Of the 54 4-bit and larger MBU events that have 
D. Memory Types
While the FPGAs' memory is made of standard SRAM cells, its memory cells are laid out in three feature sizes. From testing, we have found that these different memory cell layouts have subtly different sensitivities to radiation. Approximately 78% ± 1.53% of the programming data upsets occurred in configuration logic blocks (CLBs), which make up the majority of the reconfigurable fabric, and 15% ± 0.54% of SEUs affected the BRAM interconnect that connects the Block-RAM to the CLBs. In accelerated radiation testing the BRAM interconnect was particularly sensitive to radiation despite being a small portion of the SRAM cells. The BlockRAM interconnect is comprised entirely of routing logic, which tends to be the most sensitive type of memory on the Virtex-4. Of the remaining SEUs 6% ± 0.32% of the SEUs occurred in the input/output blocks. Data on the BlockRAM is not available as it is not being monitored for SEUs.

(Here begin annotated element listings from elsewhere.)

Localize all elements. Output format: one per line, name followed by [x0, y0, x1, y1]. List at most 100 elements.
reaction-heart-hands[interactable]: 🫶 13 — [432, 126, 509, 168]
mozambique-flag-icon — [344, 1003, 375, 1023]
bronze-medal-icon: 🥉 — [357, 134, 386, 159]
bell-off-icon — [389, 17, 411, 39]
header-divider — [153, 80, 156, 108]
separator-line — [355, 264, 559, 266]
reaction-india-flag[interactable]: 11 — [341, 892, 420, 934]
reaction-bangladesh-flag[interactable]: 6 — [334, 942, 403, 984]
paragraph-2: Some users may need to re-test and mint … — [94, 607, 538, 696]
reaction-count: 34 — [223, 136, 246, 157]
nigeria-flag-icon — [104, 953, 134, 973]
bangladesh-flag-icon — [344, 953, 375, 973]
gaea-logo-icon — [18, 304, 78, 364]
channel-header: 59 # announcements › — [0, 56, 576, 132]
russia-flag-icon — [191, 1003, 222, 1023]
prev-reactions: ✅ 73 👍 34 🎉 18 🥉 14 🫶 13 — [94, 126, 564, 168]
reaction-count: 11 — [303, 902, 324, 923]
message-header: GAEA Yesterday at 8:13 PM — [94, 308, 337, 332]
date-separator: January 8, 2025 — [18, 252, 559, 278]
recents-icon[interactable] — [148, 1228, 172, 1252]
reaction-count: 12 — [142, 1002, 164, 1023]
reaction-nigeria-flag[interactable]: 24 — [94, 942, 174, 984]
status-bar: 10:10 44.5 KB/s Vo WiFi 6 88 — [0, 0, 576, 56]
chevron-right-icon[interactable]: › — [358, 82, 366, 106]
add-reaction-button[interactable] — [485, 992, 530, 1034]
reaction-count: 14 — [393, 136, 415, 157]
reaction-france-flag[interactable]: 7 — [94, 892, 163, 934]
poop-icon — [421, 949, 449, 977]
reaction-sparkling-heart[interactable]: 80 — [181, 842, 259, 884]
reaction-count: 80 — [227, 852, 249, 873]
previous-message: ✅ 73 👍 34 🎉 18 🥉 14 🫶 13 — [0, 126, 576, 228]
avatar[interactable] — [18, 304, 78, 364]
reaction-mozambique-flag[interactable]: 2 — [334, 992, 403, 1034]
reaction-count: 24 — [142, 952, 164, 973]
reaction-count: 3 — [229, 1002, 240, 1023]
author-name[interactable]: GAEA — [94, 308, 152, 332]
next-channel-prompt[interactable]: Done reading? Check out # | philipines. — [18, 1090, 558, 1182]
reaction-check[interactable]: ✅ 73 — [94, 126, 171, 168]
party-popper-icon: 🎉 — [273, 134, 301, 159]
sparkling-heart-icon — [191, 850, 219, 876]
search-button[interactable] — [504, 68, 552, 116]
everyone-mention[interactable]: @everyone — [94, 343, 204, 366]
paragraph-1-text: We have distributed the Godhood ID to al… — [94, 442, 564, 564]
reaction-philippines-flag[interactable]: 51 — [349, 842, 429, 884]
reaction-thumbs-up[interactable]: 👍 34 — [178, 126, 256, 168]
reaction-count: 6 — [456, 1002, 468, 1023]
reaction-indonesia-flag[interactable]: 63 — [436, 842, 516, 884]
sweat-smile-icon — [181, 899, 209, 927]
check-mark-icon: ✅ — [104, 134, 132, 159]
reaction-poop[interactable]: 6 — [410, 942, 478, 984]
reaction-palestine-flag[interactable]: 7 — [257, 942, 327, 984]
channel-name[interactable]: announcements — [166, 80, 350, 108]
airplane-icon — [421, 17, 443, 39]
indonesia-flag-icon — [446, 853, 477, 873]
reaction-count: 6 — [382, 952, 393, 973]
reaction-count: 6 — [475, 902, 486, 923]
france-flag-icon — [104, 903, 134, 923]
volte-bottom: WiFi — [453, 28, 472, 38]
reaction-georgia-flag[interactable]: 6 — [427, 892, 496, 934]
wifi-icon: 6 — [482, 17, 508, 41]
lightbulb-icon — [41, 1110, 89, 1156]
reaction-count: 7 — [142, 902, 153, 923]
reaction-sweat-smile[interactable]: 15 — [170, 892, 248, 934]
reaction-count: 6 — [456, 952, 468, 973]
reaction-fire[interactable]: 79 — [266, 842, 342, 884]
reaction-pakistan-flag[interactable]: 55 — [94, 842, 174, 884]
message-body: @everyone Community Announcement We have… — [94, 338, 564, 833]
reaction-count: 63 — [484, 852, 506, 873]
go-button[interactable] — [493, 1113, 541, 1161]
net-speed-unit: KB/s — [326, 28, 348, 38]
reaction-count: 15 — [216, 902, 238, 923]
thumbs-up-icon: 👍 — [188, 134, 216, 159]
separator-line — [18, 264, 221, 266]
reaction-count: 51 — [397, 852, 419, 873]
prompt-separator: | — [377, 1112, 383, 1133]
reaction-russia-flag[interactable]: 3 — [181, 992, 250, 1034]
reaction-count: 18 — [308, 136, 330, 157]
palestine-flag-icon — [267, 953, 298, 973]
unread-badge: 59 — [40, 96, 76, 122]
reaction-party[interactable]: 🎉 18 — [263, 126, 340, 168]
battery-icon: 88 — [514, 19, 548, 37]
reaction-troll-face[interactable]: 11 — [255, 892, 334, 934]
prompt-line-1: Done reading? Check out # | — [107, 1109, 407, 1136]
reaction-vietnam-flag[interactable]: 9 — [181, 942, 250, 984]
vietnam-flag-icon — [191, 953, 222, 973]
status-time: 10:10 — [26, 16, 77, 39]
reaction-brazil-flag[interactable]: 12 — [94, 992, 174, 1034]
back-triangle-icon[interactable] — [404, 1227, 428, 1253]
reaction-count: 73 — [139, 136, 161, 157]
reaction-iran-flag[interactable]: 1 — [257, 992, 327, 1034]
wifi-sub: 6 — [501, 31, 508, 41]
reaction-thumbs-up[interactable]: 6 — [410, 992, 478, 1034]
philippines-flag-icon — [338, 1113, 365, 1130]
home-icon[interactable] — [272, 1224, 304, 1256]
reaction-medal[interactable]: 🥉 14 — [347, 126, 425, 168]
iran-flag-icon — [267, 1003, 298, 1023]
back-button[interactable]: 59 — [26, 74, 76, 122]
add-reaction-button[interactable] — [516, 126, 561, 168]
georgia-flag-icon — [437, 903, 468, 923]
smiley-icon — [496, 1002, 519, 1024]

When the data are analyzed in terms of memory cells used for routing or logic, most of the SEUs affect routing resources. SEUs in the programmable routing used to connect the programmable logic comprise 76% ± 5% of the SEUs and the programmable routing used to interface to the hard cores, such as the digital signal processing units and the BRAM, comprises 13% ± 1% of the SEUs. SEUs in the programmable logic, which consists of lookup tables (LUTs), comprise 6% ± 1% of the SEUs. Previous testing has shown us that as a rule of thumb about two thirds of the observable output errors come from SEUs in the programmable routing, whereas a third of the observable output errors come from the programmable logic. While TMR protects both the programmable routing and the programmable logic, designers should remain aware that SEUs manifest most commonly in the most sensitive memory cells.
V. CONCLUSIONS
In summary, we have presented on-orbit results from a deployed Virtex-4. These early results show that the CREME96 predicted SEU rate is four to five times higher than the actual SEU rate. We believe that the SEU rate is artificially low due to the duty cycle in the SAA and the amount of metal to one side of the payload. We found that 8.42% ± 0.39% of the SEUs are MBUs and that there is potentially an anomalously higher rate of 6-bit MBUs than expected in SX FPGAs. We also determined that 78% ± 1.53% of the SEUs are occurring in the CLBs. Finally, we had two incidents of observable output errors, which proves that the payload is immune to over 99% of all SEUs.